Who Is Berklee's Greatest Alum?
Who is Berklee’s greatest alum? It’s an age-old question, and, of course, an unanswerable one. “There are just too many types of musicians and industry professionals that have passed through Berklee to come up with an easy answer,” says Boston Magazine’s Matthew Reed Baker, who, nevertheless, takes his best shot at the topic in the latest installment of his “One Last Question” series.
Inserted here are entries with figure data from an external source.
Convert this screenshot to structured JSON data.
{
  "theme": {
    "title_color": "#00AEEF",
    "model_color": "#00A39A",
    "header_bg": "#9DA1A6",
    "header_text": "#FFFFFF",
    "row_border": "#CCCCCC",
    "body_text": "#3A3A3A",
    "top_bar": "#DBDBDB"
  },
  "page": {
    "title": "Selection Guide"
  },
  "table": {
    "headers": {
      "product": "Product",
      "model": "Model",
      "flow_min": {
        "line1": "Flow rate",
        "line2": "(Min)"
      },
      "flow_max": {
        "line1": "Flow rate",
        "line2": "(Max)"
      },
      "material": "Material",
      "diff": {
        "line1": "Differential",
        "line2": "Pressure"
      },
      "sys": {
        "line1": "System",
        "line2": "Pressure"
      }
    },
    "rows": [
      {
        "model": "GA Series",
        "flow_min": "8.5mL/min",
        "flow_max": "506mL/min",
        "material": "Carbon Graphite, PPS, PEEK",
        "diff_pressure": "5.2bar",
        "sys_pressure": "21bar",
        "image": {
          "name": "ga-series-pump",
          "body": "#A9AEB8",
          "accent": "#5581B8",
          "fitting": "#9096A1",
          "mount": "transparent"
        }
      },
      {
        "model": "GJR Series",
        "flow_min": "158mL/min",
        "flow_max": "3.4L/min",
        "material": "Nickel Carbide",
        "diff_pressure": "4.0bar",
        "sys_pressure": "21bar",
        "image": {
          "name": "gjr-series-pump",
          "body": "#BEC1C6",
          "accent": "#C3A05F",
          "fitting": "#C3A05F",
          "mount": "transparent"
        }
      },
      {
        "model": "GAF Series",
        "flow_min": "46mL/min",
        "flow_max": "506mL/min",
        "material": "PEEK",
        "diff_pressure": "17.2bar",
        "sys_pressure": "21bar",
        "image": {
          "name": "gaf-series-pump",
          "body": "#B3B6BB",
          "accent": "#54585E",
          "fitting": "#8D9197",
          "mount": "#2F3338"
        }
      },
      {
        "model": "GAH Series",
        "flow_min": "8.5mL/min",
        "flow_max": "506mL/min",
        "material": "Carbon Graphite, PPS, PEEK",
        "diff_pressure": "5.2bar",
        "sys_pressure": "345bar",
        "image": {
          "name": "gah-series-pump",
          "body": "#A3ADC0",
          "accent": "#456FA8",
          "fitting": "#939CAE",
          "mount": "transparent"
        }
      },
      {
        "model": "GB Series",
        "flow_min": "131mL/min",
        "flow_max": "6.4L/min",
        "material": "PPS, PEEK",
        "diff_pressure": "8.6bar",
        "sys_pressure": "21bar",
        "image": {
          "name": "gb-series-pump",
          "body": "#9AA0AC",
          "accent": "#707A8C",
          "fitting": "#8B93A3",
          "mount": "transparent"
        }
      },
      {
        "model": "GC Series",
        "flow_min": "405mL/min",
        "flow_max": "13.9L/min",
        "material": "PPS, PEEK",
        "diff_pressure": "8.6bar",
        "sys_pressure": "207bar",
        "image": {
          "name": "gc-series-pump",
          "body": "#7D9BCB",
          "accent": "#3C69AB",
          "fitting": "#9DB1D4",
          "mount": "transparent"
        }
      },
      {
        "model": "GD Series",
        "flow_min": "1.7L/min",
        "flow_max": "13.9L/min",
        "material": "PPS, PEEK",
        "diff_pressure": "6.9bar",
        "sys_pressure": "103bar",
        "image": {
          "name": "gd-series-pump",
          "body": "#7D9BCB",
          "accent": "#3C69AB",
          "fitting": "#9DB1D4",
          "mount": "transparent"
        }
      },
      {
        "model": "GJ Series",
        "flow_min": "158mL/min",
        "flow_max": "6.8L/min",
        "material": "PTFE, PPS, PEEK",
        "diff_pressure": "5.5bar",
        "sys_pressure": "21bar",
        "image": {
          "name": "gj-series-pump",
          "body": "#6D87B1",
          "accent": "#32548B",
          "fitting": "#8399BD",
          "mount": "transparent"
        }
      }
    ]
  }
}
There is no shortage of exemplary candidates, Reed explains, from “film and TV composers as varied as Alf Clausen of the The Simpsons and Miami Vice’s Jan Hammer” to ”rock superstars like members of Aerosmith and Imagine Dragons, as well as rock virtuosos such as Annie Clark (a.k.a. St. Vincent) and the members of Dream Theater.” And that’s not even touching upon the school’s seismic impact in the jazz community, he says. “Think: saxman Branford Marsalis and axeman Bill Frisell, but also folks like pianist Danilo Pérez and drummer Terri Lyne Carrington, both of whom are here in Boston teaching the next generations.”
The writer finally arrives at one alumnus from the school’s formative years, who would go on to shape the sound of modern popular music in a staggering array of contexts and roles over the next fifty years: Quincy Jones ’51, Reed contends, is Berklee's greatest alum. He ticks off just a handful of Jones’ most notable accomplishments—“Lionel Hampton’s trumpeter, Frank Sinatra’s arranger, a platinum-selling recording artist, a Hollywood film and TV composer, a record-label owner, and, most famously, the producer of countless colossal hits such as Lesley Gore’s ‘It’s My Party’ and Michael Jackson’s Thriller…I get breathless trying to summarize how many genres and disciplines he has excelled at to become one of popular music’s most vital titans.”